Bitcoin wallet suit targets $285B in silent coins

A New York lawsuit filed by Noah Doe claims legal ownership of 39,069 Bitcoin wallet addresses.

Summary

  • Plaintiff Noah Doe filed a lawsuit in New York on May 1, 2026, seeking a ruling that the 39,069 abandoned Bitcoin wallets are his under New York’s forfeiture law.
  • The filing was made through Brooklyn firm Lewis and Lin LLC under New York Personal Property Law Article 7-B, which is a lost property found and abandoned statute.
  • The 39,069 listed wallets reportedly hold an estimated 3.7 million BTC worth approximately $285 billion, including addresses linked to Satoshi Nakamoto and Mt.

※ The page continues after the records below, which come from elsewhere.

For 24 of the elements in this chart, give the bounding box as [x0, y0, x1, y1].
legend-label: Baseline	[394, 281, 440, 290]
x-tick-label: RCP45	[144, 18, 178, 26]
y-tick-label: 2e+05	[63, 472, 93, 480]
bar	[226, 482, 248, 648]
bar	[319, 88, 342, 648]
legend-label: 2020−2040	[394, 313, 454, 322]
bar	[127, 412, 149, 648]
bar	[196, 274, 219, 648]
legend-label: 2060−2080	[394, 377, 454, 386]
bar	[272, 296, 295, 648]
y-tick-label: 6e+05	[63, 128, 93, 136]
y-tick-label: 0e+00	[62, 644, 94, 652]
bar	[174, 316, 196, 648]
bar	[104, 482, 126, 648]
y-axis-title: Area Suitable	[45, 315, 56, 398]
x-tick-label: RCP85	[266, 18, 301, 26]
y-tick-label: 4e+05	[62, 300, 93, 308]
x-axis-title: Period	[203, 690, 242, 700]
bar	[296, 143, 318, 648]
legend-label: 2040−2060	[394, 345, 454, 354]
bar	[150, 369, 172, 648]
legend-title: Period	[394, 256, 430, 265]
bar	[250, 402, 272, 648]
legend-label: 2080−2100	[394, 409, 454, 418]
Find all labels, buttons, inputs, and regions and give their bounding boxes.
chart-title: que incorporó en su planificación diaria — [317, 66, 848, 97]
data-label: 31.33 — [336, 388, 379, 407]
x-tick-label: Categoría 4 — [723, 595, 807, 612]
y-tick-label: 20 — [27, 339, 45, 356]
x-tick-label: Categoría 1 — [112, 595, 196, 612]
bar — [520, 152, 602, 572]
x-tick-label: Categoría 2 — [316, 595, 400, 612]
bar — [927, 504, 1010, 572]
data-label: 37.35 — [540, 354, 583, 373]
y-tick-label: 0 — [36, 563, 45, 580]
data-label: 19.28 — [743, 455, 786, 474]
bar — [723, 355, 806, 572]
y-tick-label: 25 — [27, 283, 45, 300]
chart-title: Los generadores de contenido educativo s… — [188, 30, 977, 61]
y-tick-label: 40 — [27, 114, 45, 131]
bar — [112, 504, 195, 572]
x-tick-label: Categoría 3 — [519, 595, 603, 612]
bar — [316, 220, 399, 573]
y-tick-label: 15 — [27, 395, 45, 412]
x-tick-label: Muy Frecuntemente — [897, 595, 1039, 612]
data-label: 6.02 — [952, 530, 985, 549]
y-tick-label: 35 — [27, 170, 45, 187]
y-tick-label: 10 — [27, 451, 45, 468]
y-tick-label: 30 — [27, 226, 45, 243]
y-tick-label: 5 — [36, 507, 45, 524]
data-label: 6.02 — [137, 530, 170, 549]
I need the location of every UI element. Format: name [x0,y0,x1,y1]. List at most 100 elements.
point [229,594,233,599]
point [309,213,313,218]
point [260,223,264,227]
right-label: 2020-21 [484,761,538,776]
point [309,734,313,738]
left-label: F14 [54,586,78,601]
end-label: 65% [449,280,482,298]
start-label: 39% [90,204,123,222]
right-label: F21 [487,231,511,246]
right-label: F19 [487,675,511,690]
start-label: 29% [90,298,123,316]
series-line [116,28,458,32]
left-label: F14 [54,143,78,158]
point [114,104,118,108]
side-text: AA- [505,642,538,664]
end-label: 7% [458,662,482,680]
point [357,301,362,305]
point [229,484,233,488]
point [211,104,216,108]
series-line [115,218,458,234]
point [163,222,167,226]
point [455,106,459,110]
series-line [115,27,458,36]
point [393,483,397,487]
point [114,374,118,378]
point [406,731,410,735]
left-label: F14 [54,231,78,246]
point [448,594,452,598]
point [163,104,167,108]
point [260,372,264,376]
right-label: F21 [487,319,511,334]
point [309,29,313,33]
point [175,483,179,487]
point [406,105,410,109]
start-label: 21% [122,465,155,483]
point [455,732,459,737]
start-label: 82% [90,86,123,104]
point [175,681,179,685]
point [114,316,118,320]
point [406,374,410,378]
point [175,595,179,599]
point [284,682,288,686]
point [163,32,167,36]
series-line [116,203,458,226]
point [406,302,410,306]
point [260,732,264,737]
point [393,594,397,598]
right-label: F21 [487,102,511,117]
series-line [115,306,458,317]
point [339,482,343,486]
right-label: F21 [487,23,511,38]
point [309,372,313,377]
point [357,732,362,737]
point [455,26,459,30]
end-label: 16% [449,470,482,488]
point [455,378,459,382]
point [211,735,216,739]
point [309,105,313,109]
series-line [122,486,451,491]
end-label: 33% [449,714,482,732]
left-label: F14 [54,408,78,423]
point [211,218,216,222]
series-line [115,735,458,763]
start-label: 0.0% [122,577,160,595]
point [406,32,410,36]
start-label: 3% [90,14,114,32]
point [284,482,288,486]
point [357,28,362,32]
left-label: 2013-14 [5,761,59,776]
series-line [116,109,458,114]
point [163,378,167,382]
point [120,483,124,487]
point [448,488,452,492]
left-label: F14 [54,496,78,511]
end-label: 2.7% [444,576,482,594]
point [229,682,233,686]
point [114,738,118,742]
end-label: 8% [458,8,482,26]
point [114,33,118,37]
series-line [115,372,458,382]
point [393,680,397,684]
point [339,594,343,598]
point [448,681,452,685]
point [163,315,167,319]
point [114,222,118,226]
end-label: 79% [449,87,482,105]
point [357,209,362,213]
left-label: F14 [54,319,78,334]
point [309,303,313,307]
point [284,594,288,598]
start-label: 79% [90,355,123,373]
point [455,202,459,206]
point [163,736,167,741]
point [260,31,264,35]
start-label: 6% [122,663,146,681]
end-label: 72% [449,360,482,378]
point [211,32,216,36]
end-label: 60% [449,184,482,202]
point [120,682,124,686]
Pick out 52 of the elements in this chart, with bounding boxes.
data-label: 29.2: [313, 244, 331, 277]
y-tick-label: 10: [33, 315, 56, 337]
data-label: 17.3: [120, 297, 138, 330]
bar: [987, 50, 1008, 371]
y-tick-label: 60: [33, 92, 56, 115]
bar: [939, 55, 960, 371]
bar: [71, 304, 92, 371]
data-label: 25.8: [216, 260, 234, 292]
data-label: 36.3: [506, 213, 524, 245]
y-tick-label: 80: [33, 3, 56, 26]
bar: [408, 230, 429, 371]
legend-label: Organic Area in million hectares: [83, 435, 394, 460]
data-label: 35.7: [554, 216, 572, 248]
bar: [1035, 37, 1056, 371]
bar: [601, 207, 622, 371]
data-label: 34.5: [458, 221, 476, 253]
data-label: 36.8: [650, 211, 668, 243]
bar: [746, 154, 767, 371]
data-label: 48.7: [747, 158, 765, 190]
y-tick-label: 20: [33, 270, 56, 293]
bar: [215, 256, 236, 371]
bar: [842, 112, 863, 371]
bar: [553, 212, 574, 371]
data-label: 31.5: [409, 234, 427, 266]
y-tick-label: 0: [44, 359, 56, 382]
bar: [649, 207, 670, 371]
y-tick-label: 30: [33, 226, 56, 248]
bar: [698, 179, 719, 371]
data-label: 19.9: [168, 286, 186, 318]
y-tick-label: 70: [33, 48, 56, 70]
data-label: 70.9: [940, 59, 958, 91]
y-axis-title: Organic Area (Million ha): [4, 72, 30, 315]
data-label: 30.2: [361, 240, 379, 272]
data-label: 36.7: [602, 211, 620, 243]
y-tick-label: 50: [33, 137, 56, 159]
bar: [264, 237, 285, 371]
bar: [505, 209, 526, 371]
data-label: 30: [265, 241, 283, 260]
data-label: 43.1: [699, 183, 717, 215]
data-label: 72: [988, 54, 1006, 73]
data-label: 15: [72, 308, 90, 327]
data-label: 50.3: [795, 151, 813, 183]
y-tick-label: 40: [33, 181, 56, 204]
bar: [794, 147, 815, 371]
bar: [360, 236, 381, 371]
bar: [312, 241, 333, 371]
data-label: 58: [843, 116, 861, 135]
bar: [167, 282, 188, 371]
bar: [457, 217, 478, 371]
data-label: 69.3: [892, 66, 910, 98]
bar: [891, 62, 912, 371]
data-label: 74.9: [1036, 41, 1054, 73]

Gox hacker.

The New York Bitcoin wallet lawsuit filed on May 1, 2026 in New York State Supreme Court asks the court to declare 39,069 invalid addresses legally owned by Noah Doe.

The complaint, filed under reference number 153119/2026 by Brooklyn law firm Lewis and Lin LLC, invokes New York Personal Property Law Article 7-B.

Doe says he found the bags in October 2024 after identifying a security vulnerability that caused the owners to be unable to retrieve their items.

He developed a proprietary algorithm to identify wallets that met the legal standard for abandonment, reported them to the NYPD, and spent more than a year trying to locate their owners before filing suit.

What the Bitcoin wallet actually says

The complaint seeks a judgment declaring that Noah Doe and his two chartered companies, ABC Company and XYZ Company, are the legal owners of 39,069 wallets and their contents.

Doe transferred ownership rights in all but 18 funds to ABC Company on December 1, 2025, which subsequently transferred 17.7% to XYZ Company.

The listed addresses include the wallet “12c6D,” associated with Satoshi Nakamoto, and “1Feex,” linked to the hacked exchange Mt. Gox. Sani, founder of the blockchain analytics platform Timechain Index, estimated the total holdings of all listed wallets at around 3.7 million BTC, which is worth around $285 billion at current rates. Crypto.news has tracked extensive legislative efforts to establish legal frameworks around Bitcoin holdings.

Why the lawsuit would set an example of an abandoned crypto asset

The main legal question is whether dormant, private Bitcoin wallets can be treated as abandoned property under existing state law. Exchange-traded funds already have dormancy and escheatment structures, but private equity funds without any institutional charter remain in a legal gray area that no court has formally addressed.

The founder of the Timechain Index noted a potential procedural error: claimants sent legal notices to Pay-to-Public-Key-Hash addresses, while most wallet balances of the Satoshi era reside in anonymous Pay-to-Public-Key format documents. If the court accepts the claim, it may establish a precedent for how the laws of abandoned property apply to property divided entirely without the right of exchange.

Crypto.news reported on the US government’s handling of Bitcoin, as the legal and regulatory framework around Bitcoin ownership continues to evolve. The Bitcoin (BTC) price page tracks market reactions live as the case draws attention to dynamic wallet dynamics.